Спустя час ожиданий очередь доходит и до Лоренса. Со своим аккомпаниатором он выходит на сцену и начинает играть Интродукцию и Рондо каприччиозо Камиля Сен-Санса. Этот выбор заставил жюри обратить на парня внимание. Новичок, да ещё и с таким грубым произведением. Будто хочет заявить о себе.       

Он почти бездыханно водил смычком по струнам своего инструмента и слушал аккомпанемент. Его волнение не уходило, и де Витри то и дело сбивался с темпа игры. Жюри поставили на нем крест уже после второй ошибки. Он и сам понимал, что сбивается, поэтому всегда старался вернуться к правильному темпу. Лоренс смотрел лишь на свою скрипку, умоляя её дать ему сил не опозорить свою семью. Дать сил доиграть и не быть бездарным учеником знаменитого профессора. Все эти мысли вмиг делают парня агрессивнее, и он напрочь забывает все ноты и играет то, что приходит ему в голову. Это была всё та же Интродукция и Рондо каприччиозо, но до безобразия вольная и грубая. Уже к середине его игры жюри не могли терпеть этот ужас, но слушали до конца, потому что так было положено.       

Невольно Лоренс вспоминает слова вечно радостного Френсиса и злость из его души мгновенно уходит.       

«Вы — это вы. И Вы играете так, как чувствуете сами, а не какой-то там Сен-Санс»       

Де Витри берет себя в руки и на последней минуте уверенно возвращается к идеальной игре.       

Последний взмах смычком. Рояль затихает. В зале раздаются аплодисменты. Лоренс вместе с аккомпаниатором кланяются и покидают сцену. За кулисами на парня смотрели как на идиота, который чуть ли не с ног от волнения валится.
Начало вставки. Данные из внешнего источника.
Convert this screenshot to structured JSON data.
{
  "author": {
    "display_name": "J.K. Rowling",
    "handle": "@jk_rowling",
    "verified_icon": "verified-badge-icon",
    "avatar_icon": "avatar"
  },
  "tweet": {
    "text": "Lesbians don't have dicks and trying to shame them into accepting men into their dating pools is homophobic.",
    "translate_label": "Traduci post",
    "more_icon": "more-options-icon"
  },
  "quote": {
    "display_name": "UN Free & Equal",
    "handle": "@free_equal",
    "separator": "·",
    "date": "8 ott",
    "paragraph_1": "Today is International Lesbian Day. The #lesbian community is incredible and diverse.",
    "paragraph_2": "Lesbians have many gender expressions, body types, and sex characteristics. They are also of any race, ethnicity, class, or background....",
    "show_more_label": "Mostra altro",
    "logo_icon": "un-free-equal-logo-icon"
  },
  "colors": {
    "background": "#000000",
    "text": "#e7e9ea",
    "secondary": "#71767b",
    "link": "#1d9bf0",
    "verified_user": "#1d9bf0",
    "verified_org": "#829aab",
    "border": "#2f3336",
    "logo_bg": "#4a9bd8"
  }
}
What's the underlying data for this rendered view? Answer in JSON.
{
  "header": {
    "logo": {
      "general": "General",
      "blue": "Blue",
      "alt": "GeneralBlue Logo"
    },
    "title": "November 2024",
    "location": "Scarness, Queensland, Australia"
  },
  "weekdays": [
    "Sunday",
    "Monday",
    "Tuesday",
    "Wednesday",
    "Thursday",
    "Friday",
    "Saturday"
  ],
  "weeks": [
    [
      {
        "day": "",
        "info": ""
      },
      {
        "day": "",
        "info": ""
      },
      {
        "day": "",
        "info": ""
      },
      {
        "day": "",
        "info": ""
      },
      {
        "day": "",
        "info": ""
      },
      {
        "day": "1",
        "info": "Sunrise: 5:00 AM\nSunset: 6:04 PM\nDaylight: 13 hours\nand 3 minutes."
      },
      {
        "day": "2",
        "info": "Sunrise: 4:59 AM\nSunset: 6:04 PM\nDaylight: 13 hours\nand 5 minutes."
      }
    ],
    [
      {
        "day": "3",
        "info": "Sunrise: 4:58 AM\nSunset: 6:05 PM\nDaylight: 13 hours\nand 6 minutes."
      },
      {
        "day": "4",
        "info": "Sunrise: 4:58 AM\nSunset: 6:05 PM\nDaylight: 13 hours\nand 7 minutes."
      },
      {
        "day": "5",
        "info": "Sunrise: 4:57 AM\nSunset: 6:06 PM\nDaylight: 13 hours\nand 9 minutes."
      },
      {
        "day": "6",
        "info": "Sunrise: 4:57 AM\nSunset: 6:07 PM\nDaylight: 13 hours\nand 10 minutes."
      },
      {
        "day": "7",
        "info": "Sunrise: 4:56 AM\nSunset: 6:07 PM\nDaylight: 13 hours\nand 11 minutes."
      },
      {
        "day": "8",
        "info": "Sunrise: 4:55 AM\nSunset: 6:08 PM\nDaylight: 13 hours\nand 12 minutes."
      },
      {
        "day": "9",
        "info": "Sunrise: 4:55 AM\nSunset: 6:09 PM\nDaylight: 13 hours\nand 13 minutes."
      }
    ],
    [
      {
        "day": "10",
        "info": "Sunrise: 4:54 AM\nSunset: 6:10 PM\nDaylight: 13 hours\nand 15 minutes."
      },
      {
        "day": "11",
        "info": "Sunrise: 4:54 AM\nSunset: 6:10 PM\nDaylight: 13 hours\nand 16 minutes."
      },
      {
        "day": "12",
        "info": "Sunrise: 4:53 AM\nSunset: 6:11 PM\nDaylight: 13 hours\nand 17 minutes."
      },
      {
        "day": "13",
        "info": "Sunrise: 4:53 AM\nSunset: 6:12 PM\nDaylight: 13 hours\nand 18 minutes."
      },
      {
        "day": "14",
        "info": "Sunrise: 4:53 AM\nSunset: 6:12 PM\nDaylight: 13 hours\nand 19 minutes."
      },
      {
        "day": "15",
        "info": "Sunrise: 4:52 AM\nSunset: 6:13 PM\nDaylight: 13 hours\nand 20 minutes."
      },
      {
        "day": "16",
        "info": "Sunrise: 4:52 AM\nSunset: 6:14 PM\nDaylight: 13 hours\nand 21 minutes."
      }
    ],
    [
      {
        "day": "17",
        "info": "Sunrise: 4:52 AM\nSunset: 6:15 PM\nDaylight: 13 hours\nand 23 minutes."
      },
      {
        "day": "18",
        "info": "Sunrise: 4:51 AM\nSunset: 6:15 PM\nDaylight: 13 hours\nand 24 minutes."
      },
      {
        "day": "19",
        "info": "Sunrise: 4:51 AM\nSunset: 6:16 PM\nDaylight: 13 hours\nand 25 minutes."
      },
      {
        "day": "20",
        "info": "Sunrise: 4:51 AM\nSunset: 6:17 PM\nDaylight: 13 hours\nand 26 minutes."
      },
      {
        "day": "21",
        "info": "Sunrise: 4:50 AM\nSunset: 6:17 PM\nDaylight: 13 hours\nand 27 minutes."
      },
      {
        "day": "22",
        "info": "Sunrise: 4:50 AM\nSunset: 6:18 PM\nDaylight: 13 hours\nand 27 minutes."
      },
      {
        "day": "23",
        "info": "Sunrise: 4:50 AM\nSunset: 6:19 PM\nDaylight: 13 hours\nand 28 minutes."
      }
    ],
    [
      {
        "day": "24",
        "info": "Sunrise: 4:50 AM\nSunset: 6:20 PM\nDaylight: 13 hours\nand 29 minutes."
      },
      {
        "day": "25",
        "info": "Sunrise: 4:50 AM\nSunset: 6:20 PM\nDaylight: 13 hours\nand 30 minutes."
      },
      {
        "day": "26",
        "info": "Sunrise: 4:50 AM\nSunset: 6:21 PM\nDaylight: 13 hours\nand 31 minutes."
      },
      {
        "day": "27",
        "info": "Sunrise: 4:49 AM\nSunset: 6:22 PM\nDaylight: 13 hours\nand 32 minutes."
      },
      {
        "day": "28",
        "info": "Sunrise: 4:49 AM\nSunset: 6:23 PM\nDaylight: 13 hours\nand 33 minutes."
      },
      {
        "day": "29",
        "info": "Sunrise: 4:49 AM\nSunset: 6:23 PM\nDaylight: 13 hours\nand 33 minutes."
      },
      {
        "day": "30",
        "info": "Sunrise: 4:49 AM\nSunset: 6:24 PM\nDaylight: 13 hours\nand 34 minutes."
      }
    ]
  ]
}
Его игра потрепала нервы судьям настолько, что они были только рады сделать антракт.       

После небольшой паузы выступило ещё пятнадцать человек. Парень ждал результатов в холле. На улице набирал силу ветер, и потемнело так, будто сейчас начнётся самый страшный на свете гром.       

После подсчёта баллов судьи составили списки участников, десять из которых должны были пройти во второй тур. Когда Лоренс подошел к спискам и увидел первым в нём человека, набравшего девяноста шесть баллов, он судорожно опустил взгляд к самому концу. Тридцать три балла — именно столько заслужила игра де Витри. Он был последним в списке, и остальные участники с презрением косились на него. Обстановка накалялась, воздух в здании стал давить Лоренсу на шею, и с безумным сердцебиением он выбежал из этого жуткого места. Парень нёсся по улице сломя голову. А куда? Кто его знает. На щеках начинают появляться слезы...       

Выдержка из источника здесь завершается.